Eagerstates Ltd — tribunal record
Eagerstates Ltd appears in 73 published First-tier Tribunal service charge decisions in our corpus; across the 906 individually challenged items in those cases, 77% were reduced or disallowed by the tribunal. (n=73, as of 4 July 2026)
About these figures: Outcomes reflect disputes that reached the First-tier Tribunal, not portfolio-wide quality. Small samples are noisy; every figure links to the underlying decisions.
Median reduction by cost head where this firm was involved
| Cost head | Items with amounts (n) | Median reduction |
|---|---|---|
| Other charges | 205 | 100% |
| Repairs & maintenance | 162 | 73.2% |
| Cleaning | 78 | 50% |
| Buildings insurance | 78 | 31% |
| Administration charges | 56 | 100% |
| Management fees | 52 | 28.9% |
| Legal & professional costs | 47 | 33.3% |
| Major works | 27 | 100% |
| Utilities | 17 | 74% |
| Gardening & grounds | 13 | 40% |
| Reserve fund contributions | 11 | 100% |
| Lifts | 3 | 44.6% |
| Ground-rent-adjacent charges | 1 | 100% |
Decisions in the corpus naming Eagerstates Ltd
What tribunals have said
The passages below are quoted verbatim from published tribunal decisions in which Eagerstates Ltd appears; each links to the full public decision on GOV.UK. We publish only the tribunal's own words — never our characterisation.
“The Respondent failed to do so.

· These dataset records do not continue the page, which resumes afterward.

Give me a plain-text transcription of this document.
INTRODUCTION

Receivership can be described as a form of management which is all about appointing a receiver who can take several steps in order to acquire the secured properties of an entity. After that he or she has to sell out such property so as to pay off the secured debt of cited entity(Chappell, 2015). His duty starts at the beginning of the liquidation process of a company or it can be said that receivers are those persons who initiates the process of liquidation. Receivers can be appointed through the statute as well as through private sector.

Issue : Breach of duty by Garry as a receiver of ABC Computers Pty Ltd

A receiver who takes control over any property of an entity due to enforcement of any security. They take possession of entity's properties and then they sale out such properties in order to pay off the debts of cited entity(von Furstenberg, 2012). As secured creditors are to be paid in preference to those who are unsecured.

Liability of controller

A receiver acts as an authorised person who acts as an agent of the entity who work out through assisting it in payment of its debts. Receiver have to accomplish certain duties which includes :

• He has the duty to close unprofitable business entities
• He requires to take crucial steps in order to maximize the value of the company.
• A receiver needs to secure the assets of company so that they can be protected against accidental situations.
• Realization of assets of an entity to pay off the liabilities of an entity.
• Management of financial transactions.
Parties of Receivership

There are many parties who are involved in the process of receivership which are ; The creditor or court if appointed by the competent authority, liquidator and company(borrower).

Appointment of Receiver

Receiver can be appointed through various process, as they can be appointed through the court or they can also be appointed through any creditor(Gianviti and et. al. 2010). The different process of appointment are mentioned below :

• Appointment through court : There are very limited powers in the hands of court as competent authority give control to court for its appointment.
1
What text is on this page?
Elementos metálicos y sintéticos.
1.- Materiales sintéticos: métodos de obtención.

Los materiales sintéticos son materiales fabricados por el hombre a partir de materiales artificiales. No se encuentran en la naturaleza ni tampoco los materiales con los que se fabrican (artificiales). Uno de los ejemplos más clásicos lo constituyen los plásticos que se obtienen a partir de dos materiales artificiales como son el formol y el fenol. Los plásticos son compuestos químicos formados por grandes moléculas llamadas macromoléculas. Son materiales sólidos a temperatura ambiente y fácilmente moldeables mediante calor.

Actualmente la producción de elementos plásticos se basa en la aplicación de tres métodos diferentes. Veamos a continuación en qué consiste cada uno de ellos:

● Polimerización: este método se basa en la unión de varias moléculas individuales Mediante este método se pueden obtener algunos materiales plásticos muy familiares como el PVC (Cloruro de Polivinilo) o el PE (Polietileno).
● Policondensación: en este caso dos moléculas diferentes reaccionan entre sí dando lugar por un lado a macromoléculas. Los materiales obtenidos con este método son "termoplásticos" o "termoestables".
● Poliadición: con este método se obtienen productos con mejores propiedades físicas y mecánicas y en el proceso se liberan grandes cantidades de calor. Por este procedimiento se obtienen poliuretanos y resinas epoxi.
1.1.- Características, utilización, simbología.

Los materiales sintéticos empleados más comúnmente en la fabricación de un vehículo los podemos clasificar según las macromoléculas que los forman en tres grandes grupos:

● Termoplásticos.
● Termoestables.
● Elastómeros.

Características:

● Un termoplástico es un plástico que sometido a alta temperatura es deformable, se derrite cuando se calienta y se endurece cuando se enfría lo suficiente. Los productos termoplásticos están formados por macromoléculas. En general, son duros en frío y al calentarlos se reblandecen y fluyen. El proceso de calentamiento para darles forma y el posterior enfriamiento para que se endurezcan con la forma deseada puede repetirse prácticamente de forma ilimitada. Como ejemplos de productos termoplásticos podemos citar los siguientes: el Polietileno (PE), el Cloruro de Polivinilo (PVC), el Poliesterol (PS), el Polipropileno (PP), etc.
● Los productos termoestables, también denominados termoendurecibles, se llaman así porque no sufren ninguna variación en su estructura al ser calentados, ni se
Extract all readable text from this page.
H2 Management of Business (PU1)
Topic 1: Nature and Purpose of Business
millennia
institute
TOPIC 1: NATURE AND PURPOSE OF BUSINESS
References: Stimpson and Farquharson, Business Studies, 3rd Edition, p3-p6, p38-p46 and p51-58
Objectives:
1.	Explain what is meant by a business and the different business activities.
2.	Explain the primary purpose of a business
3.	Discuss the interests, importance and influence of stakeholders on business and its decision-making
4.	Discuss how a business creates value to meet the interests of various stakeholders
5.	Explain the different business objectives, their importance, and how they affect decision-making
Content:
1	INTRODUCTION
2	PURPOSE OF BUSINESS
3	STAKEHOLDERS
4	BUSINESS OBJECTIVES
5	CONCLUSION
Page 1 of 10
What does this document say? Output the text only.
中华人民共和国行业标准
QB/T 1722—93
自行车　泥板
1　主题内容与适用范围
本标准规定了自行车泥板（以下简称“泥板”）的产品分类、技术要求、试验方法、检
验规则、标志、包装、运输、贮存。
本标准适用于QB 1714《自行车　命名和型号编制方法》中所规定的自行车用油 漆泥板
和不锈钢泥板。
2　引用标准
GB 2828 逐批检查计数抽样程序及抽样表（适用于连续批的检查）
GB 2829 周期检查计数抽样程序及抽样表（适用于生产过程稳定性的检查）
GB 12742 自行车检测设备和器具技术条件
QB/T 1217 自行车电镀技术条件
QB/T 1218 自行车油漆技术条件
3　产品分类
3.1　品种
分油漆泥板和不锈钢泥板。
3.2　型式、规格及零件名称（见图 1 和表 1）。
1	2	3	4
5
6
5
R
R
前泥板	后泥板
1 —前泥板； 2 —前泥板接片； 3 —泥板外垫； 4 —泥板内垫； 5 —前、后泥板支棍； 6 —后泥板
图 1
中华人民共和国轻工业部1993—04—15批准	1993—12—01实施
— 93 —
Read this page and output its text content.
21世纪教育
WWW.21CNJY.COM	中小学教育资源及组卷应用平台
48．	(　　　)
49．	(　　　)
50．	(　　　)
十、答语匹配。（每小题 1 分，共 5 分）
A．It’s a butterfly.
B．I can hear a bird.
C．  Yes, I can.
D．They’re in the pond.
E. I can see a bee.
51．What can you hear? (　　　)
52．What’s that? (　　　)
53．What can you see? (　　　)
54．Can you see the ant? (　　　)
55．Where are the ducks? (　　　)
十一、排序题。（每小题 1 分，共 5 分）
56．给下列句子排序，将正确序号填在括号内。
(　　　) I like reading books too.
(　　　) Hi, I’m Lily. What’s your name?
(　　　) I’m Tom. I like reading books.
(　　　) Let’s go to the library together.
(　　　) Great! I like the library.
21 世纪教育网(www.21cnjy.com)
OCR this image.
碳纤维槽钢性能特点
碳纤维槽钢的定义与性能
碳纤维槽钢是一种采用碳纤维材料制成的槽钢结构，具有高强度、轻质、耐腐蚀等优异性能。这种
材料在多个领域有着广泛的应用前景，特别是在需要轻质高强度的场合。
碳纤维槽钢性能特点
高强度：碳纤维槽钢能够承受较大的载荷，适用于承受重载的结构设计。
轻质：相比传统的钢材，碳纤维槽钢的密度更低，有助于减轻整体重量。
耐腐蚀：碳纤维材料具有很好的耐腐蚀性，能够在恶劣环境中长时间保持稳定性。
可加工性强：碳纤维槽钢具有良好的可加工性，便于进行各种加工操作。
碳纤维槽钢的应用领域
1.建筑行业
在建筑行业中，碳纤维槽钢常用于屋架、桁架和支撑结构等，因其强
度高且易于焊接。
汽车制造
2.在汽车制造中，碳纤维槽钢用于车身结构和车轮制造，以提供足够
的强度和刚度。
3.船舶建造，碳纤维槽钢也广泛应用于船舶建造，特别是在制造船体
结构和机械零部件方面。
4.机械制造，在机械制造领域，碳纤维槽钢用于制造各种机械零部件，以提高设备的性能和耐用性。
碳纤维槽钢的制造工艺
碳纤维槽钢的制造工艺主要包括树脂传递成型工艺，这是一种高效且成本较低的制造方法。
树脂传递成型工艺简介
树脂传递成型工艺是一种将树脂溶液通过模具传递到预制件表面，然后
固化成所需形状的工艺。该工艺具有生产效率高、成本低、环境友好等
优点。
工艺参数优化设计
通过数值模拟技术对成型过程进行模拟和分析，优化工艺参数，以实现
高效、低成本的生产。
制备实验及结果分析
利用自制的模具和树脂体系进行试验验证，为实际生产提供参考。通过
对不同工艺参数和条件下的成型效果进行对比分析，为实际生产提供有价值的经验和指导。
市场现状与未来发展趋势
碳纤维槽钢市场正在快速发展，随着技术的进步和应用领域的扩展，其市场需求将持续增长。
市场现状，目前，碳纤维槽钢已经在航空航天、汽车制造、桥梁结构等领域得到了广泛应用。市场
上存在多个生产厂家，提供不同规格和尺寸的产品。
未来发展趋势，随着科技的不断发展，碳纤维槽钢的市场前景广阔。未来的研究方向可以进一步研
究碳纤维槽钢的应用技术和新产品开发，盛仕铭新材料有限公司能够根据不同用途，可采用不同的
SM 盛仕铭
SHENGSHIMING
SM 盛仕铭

Their managing agents (Eagerstates Ltd) said the dispute related to arrears showing on the account when they had taken over management of the Property.”
“Despite the repeated directions and further prompt the day before the hearing, the Respondent had failed to produce a copy.”
“the Respondent's failure to comply with repeated directions has taken up a disproportionate share of the tribunal's resources and has meant that less can be determined in this decision than might otherwise have been possible.”
“The Respondent confirmed receipt of this bundle and also accepted that the Respondent had not provided the Applicant or the Tribunal with any documents in accordance with the Tribunal's directions.”
“The Tribunal was not presented with any evidence to explain why Aquevo then completed work on the public pavement to the surface manhole.”
“the limited information given to the leaseholders by the Respondent or its managing agents was of poor quality, incomplete and not reconciled, as required of the Respondent under the leases.”
“The statement headed 'December 2022 – handover' with a breakdown totalling £16,491.88 was undated and did not state the precise period covered. It was plainly not the entirety of 2022, but the Respondent/Eagerstates Limited had made no attempt to reconcile it with the estimated charges for 2022 i.e., the original budget.”
“notices under section 146 of the Law of Property Act 1925 were sent to the Applicant by Eagerstates Limited themselves, and not by solicitors. This in our judgment calls into question whether the files relating to the Flats were ever sent to solicitors at all.”
“The invoice provided by the Respondent at page 47 of the Bundle is unclear. It is titled "tax invoice" however the description of the work is stated as: "call out to the above property on 01/03/22 to carry out the Standard Audit Report. Found landlord supply present; please find attached confirmation of meter reading". The Tribunal is therefore not satisfied that this invoice is an invoice for an "annual accountants' certification" which verified service charge accounts. On the basis of the information before the Tribunal, the Tribunal is not satisfied that this work was completed and, consequently, finds that this amount is not payable.”
“The Respondent was not present and so the Tribunal waited until 10.15am. When the hearing reconvened, the Respondent was still not present.”
“We record that the response to these proceedings by the Respondent was very limited and contained little proper explanation of the sums claimed. Certainly the Respondents statement fell below the information we would typically expect to receive in response to such an application.”
“In our judgment the Respondent acting through its agents has been dismissive of the same and has acted to lengthen the proceedings. The procedural history makes this very plain.”
Methodology
These statistics are computed from the published decisions of the First-tier Tribunal (Property Chamber) in service charge cases (case types LSC, LIS and LDC). Each decision is parsed into a structured record — the sums challenged, the sums allowed, the outcome per cost head, and the orders made — and the aggregates on this page are recomputed nightly in plain arithmetic from those records. No figure on this page is estimated, modelled or hand-typed; each carries its sample size. Current corpus: 2,383 decisions covering 12,898 individually disputed items, last updated 4 July 2026.
Read this before quoting: Outcomes reflect disputes that reached the First-tier Tribunal, not portfolio-wide quality. Small samples are noisy; every figure links to the underlying decisions.